Abstract

The mpoly package is a general purpose collection of tools for symbolic computing with multivariate polynomials in R. In addition to basic arithmetic, mpoly can take derivatives of polynomials, compute bases of collections of polynomials, and convert polynomials into a functional form to be evaluated. Among other things, it is hoped that mpoly will provide an R-based foundation for the computational needs of algebraic statisticians.

Introduction

At a basic level, R is not designed for symbolic computing. Unlike computer algebra systems founded on rational arithmetic and representations like Mathematica (Wolfram Research 2012) and Maple (Maplesoft 2012), R’s dependence on floating-point arithmetic naturally lends itself to its purpose—data analysis, numerical optimization, large(ish) data and so on. Nevertheless, the advent of algebraic statistics and its contributions to asymptotic theory in statistical models, experimental design, multi-way contingency tables, and disclosure limitation has increased the need for R – as a practical tool for applied statistics – to be able to do some relatively basic operations and routines with multivariate polynomials (Diaconis and Sturmfels 1998; Drton, Sturmfels, and Sullivant 2009). mpoly is designed to try to fill this void entirely within R (Kahle 2012). This article is intended to demonstrate its capabilities to a discipline/specialty-neutral audience.

A bit more specifically, the mpoly package is a general purpose collection of tools for symbolic computing with multivariate polynomials in R. While new, it is not the first package proposed to deal with multivariate polynomials. We therefore begin with a discussion of the current package intended to fulfill this need, multipol, in order to motivate the need for and capabilities of mpoly (Hankin 2010).
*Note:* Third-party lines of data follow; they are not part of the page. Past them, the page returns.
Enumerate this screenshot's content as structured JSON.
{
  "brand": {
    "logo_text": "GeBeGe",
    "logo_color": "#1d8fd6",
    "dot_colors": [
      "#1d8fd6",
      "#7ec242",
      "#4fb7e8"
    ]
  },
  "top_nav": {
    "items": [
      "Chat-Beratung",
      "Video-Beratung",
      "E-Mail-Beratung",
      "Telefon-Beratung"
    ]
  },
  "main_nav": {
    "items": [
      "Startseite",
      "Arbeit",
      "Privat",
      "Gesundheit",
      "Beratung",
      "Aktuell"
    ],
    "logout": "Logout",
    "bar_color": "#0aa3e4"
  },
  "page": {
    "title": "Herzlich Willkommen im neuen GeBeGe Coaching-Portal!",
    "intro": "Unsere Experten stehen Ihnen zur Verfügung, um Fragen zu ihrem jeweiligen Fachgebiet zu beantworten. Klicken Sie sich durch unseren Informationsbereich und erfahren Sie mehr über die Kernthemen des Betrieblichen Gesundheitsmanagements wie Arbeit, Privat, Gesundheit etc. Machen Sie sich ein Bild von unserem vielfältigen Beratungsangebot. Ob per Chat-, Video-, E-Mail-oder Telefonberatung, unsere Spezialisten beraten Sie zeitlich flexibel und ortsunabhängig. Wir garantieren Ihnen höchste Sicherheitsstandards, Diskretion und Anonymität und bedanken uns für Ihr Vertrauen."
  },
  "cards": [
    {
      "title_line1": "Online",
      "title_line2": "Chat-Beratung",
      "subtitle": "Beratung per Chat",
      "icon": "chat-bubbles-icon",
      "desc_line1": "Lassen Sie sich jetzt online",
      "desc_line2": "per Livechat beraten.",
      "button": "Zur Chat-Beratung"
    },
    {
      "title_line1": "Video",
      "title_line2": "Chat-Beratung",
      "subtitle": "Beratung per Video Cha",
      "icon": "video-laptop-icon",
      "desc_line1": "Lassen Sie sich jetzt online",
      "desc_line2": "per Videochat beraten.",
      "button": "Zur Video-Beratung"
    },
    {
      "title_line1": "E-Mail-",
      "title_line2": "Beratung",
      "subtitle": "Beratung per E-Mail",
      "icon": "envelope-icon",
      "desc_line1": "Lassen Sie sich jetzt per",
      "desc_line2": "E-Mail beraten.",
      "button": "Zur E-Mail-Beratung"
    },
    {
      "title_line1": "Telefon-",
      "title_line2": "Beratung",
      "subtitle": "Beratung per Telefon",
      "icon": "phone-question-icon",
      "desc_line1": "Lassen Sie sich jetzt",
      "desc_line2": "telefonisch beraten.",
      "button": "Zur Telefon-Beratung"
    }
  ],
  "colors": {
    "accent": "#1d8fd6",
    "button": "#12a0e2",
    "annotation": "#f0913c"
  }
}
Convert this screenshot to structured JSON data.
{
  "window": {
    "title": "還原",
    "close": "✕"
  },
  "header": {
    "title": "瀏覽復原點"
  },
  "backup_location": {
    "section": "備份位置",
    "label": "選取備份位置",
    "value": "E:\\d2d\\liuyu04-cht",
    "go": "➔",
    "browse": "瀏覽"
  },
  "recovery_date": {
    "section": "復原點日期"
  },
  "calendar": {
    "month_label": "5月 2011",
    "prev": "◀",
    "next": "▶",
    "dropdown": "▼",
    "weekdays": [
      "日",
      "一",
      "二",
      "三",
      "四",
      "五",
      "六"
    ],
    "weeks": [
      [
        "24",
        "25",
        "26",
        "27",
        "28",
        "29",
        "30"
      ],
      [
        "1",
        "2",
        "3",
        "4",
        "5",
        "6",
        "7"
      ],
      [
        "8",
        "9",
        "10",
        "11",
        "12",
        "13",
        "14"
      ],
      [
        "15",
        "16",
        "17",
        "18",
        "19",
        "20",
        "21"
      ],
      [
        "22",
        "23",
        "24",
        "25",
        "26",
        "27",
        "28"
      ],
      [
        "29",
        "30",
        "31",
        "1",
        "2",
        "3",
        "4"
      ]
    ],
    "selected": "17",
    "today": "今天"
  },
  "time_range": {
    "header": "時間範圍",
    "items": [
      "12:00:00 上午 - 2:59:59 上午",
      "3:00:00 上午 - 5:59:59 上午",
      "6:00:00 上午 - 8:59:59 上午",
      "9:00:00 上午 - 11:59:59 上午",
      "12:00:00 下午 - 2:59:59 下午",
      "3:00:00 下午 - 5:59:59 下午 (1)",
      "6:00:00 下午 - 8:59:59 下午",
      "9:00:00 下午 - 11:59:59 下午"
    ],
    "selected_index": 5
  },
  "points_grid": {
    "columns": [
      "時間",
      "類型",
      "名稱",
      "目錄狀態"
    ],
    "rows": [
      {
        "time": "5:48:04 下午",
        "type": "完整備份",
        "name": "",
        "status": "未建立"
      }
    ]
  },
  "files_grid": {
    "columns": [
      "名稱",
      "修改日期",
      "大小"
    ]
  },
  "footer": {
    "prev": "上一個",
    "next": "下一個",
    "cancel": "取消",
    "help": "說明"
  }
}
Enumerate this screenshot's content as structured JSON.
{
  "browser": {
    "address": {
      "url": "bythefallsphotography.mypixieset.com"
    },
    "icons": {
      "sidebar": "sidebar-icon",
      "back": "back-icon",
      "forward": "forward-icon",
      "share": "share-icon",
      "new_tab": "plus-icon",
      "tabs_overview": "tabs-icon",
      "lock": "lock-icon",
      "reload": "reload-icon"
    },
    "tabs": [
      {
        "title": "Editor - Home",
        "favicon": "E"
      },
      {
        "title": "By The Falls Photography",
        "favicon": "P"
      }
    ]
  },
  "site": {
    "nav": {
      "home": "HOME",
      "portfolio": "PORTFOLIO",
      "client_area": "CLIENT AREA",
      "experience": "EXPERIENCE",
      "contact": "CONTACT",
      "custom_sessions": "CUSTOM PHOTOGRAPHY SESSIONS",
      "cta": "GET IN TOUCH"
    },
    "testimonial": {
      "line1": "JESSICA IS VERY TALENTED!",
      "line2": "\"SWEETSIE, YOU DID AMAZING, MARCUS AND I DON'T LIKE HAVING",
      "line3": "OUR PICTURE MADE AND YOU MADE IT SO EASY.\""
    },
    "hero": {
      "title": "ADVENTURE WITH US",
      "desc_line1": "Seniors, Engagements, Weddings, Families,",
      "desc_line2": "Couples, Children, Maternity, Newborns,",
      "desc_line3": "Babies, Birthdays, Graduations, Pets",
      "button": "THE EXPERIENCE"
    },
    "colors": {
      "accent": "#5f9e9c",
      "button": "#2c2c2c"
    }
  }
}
Background: the multipol package

R currently has three packages which deal with polynomials – polynom, PolynomF, and multipol. The first two (the second being a reboot of the first) deal exclusively with univariate polynomials and as such are not suitable for the general purpose needs cited in the introduction (Venables, Hornik, and Maechler 2009; Venables 2010). The third, multipol, implements multivariate polynomials in a natural way suitable for some traditional applications (e.g. simple interactions in generalized linear models) but exhibits two limitations which impede its more general use and suggest a fresh re-envisioning of multivariate polynomials in R is needed (Hankin 2008). The first limitation has to do with the impossibility of polynomial arithmetic, and the second has to do with storing sparse polynomials.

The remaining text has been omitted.